We’ve built this model on the training02 set. Now, let’s see how well the model did not on testing02 set.
# predict new values
pred <- predict(modelFit, testing02)
# confusion matrix on the test data
confusionMatrix(pred, testing02$classe)
## Confusion Matrix and Statistics
##
## Reference
## Prediction A B C D E
## A 879 0 0 0 0
## B 0 625 0 0 0
## C 0 0 550 0 0
## D 0 0 0 507 0
## E 0 0 0 0 580
##
## Overall Statistics
##
## Accuracy : 1
## 95% CI : (0.9988, 1)
## No Information Rate : 0.2798
## P-Value [Acc > NIR] : < 2.2e-16
##
## Kappa : 1
## Mcnemar's Test P-Value : NA
##
## Statistics by Class:
##
## Class: A Class: B Class: C Class: D Class: E
## Sensitivity 1.0000 1.000 1.0000 1.0000 1.0000
## Specificity 1.0000 1.000 1.0000 1.0000 1.0000
## Pos Pred Value 1.0000 1.000 1.0000 1.0000 1.0000
## Neg Pred Value 1.0000 1.000 1.0000 1.0000 1.0000
## Prevalence 0.2798 0.199 0.1751 0.1614 0.1847
## Detection Rate 0.2798 0.199 0.1751 0.1614 0.1847
## Detection Prevalence 0.2798 0.199 0.1751 0.1614 0.1847
## Balanced Accuracy 1.0000 1.000 1.0000 1.0000 1.0000
This looks pretty good. Accuracy is 100% i.e. out-of-bag (OOB) error rate is 0%!

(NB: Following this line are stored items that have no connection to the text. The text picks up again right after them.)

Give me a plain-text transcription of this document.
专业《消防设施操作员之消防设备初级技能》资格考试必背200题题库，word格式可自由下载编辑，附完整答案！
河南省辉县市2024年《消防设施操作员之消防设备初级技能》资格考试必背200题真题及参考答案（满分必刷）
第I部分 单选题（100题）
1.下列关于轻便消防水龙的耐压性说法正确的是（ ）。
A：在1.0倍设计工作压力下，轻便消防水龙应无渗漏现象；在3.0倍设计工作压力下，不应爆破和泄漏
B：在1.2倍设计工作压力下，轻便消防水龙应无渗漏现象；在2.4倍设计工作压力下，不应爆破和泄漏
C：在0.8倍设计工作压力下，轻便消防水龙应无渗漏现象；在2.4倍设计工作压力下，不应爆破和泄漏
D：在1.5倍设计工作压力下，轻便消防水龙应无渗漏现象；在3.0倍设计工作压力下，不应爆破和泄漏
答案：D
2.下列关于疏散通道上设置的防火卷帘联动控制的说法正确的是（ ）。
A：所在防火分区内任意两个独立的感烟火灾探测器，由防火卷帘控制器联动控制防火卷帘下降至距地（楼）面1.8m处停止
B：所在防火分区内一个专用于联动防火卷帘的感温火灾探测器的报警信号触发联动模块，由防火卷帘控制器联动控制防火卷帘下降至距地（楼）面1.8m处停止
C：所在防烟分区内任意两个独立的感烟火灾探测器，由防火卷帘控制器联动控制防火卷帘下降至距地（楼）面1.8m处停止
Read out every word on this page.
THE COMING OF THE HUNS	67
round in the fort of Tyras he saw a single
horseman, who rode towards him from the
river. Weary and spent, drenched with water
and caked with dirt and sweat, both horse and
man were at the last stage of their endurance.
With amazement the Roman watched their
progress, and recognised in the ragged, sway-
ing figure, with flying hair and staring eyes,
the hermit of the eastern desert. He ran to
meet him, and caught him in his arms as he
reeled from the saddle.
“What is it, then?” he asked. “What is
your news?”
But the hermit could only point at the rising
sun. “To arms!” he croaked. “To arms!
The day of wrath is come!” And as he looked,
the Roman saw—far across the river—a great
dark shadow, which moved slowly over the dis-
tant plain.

Let’s see which variables were the most important predictors
varImp(modelFit)
## rf variable importance
##
## variables are sorted by maximum importance across the classes
## only 20 most important variables shown (out of 80)
##
## A B C D E
## raw_timestamp_part_1 84.70 100.00 95.762 84.55 50.61
## roll_belt 56.78 85.67 76.215 68.94 57.56
## pitch_forearm 33.57 48.01 67.647 50.31 40.95
## num_window 42.31 65.33 54.562 43.65 46.35
## magnet_dumbbell_z 58.64 39.55 49.873 36.95 32.59
## cvtd_timestamp30/11/2011 17:12 19.36 37.00 44.796 41.60 53.68
## yaw_belt 20.32 32.37 42.259 34.80 21.49
## cvtd_timestamp28/11/2011 14:15 15.43 25.18 26.136 22.44 36.72
## magnet_dumbbell_y 36.50 32.78 34.115 31.81 28.93
## pitch_belt 17.92 30.78 34.499 24.39 21.26
## cvtd_timestamp02/12/2011 14:58 19.42 26.72 16.135 30.54 19.52
## cvtd_timestamp05/12/2011 11:24 16.73 27.80 14.835 23.88 17.43
## cvtd_timestamp02/12/2011 13:33 23.36 21.88 26.459 24.95 25.29
## cvtd_timestamp05/12/2011 14:24 12.01 14.74 14.780 22.61 21.11
## cvtd_timestamp05/12/2011 11:25 16.17 22.55 9.316 16.70 16.17
## roll_forearm 22.34 18.12 19.380 16.26 15.69
## roll_dumbbell 16.02 19.07 21.494 19.99 16.69
## gyros_dumbbell_y 20.40 16.42 19.450 13.16 12.09
## cvtd_timestamp02/12/2011 13:35 13.68 20.29 16.588 17.75 10.80
## magnet_dumbbell_x 19.05 19.88 19.096 19.95 17.38
Finally, let’s make our predictions on the unknown testing_final02 cases.
predictions_final <- predict(modelFit,newdata=testing_final02)
predictions_final
## [1] B A B A A E D B A A B C B A E E A B B B
## Levels: A B C D E
There you have it. Those are the predictions for how the excercise was performed in 20 final test cases.